Grecka policja zatrzymała 22 osoby związane z firmami, które nielegalnie rozstawiają leżaki i parasole na plażach wysp Rodos, Paros i Mykonos - poinformował portal dziennika "Kathimerini". Jedną z zatrzymanych osób jest właściciel sklepu, który rozstawił blisko 300 łóżek w odległości 5 metrów od linii brzegowej.
W zorganizowanej akcji funkcjonariusze skontrolowali popularne wśród mieszkańców i turystów plaże, których coraz większe połacie zajmują bez zezwolenia firmy, wynajmujące leżaki, łóżka i parasole. Jak napisał w piątek portal dziennika "Kathimerini", pracownicy tych firm blokowali zarówno linię brzegową jak i tereny, które są objęte ochroną archeologiczną.
Zatrzymania na Rodos, Paros i Mykonos
Na Mykonos zatrzymano 17 osób, które ustawiały na publicznej plaży platformę zajmującą 380 metrów kwadratowych. Mniej ambitny biznesmen rozstawił 16 ogromnych parasoli z czterema łóżkami do opalania pod każdym z nich.
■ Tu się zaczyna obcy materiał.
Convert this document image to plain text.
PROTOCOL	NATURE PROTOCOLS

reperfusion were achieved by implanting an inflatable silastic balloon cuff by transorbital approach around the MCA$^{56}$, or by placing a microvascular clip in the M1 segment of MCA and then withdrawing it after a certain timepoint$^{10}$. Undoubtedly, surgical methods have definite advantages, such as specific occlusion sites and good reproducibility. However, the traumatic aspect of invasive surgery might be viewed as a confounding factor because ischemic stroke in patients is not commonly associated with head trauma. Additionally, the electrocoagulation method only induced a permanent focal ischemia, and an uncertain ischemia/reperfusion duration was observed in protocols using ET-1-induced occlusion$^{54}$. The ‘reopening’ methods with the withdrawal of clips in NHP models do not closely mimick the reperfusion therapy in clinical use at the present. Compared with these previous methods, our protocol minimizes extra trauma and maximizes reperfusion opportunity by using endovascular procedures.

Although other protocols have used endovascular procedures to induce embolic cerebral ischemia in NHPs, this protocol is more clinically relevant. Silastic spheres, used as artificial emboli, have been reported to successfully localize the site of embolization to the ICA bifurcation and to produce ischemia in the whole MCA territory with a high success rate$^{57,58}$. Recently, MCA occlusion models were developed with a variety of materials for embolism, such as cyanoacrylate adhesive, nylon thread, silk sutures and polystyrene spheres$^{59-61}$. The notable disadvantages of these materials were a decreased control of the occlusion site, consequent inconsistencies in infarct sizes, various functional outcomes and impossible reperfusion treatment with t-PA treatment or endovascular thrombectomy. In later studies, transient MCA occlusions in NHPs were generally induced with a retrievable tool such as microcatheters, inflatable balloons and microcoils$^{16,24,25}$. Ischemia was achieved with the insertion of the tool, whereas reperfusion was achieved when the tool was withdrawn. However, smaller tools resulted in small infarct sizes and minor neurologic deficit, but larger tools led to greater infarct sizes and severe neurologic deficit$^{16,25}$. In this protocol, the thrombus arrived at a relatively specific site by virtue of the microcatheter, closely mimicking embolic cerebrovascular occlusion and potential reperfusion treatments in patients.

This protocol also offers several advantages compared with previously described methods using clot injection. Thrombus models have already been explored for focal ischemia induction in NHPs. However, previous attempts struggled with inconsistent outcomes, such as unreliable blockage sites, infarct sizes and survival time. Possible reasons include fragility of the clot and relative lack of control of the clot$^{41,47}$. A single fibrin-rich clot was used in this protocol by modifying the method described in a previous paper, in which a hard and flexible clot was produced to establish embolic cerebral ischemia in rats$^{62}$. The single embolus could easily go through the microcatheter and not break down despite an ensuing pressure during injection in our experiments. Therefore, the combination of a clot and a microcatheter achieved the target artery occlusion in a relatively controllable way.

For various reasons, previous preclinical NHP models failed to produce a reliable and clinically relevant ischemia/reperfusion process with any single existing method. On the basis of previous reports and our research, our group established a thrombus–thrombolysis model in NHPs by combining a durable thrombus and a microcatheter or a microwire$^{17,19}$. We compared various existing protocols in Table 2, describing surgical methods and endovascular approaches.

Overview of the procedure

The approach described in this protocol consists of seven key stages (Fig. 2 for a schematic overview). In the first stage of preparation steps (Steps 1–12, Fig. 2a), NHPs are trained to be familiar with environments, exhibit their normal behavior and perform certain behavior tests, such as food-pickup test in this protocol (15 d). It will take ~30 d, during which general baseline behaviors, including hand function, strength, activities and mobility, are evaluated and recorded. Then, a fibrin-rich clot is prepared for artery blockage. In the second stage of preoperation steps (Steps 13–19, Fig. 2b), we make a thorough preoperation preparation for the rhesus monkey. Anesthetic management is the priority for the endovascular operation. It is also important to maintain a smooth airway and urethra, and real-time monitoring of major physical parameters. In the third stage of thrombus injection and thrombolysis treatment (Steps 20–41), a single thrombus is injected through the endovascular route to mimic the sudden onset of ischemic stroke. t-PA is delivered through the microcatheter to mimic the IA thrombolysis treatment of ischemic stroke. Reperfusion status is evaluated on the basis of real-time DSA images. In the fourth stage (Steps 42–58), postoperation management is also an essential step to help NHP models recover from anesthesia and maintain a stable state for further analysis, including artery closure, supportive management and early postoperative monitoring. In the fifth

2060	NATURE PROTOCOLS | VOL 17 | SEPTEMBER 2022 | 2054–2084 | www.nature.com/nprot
Na Paros zatrzymano przedsiębiorcę, któremu udało się bez zezwolenia rozstawić ponad 200 leżaków oraz właściciela hoteliku, który nie tylko ustawił 12 parasoli, ale także drewnianą altankę - bez wymaganych pozwoleń.
Wreszcie na Rodos w ręce policjantów wpadł właściciel sklepu, który rozstawił blisko 300 łóżek w odległości 5 metrów od linii brzegowej.
Konflikt o greckie plaże
Zatrzymania są kolejną odsłoną konfliktu o wolny dostęp do publicznych terenów. Mieszkańcy Grecji stworzyli ruch oprotestowujący zawłaszczanie plaż przez prywatne firmy. "Ruch ręcznikowy", jak go okrzyknięto, domaga się swobodnego dostępu do plaż, przypominając, że zgodnie z konstytucją wszystkie greckie plaże są publiczne.
W rezultacie - zauważają krytycy - choć podczas policyjnych akcji zatrzymywane są osoby zajmujące plaże publiczne bez wymaganych zezwoleń, to nie rozwiązuje to podnoszonych przez mieszkańców kwestii. Usługodawcy uzyskują licencje na zajęcie plaż pod wynajem leżaków i parasoli i choć nie łamią prawa, to uniemożliwiają chętnym znalezienie wolnego miejsca. W najpopularniejszych lokalizacjach - jak podał portal tygodnia "The National Herald" - wynajęcie parasola i leżaka może w szczycie sezonu kosztować kilkaset euro za dobę.
Jak napisał portal, rząd Grecji z jednej strony kontroluje i zatrzymuje niewielkich operatorów, a z drugiej dzierżawi publiczne plaże dużym firmom w najlepszych miejscach.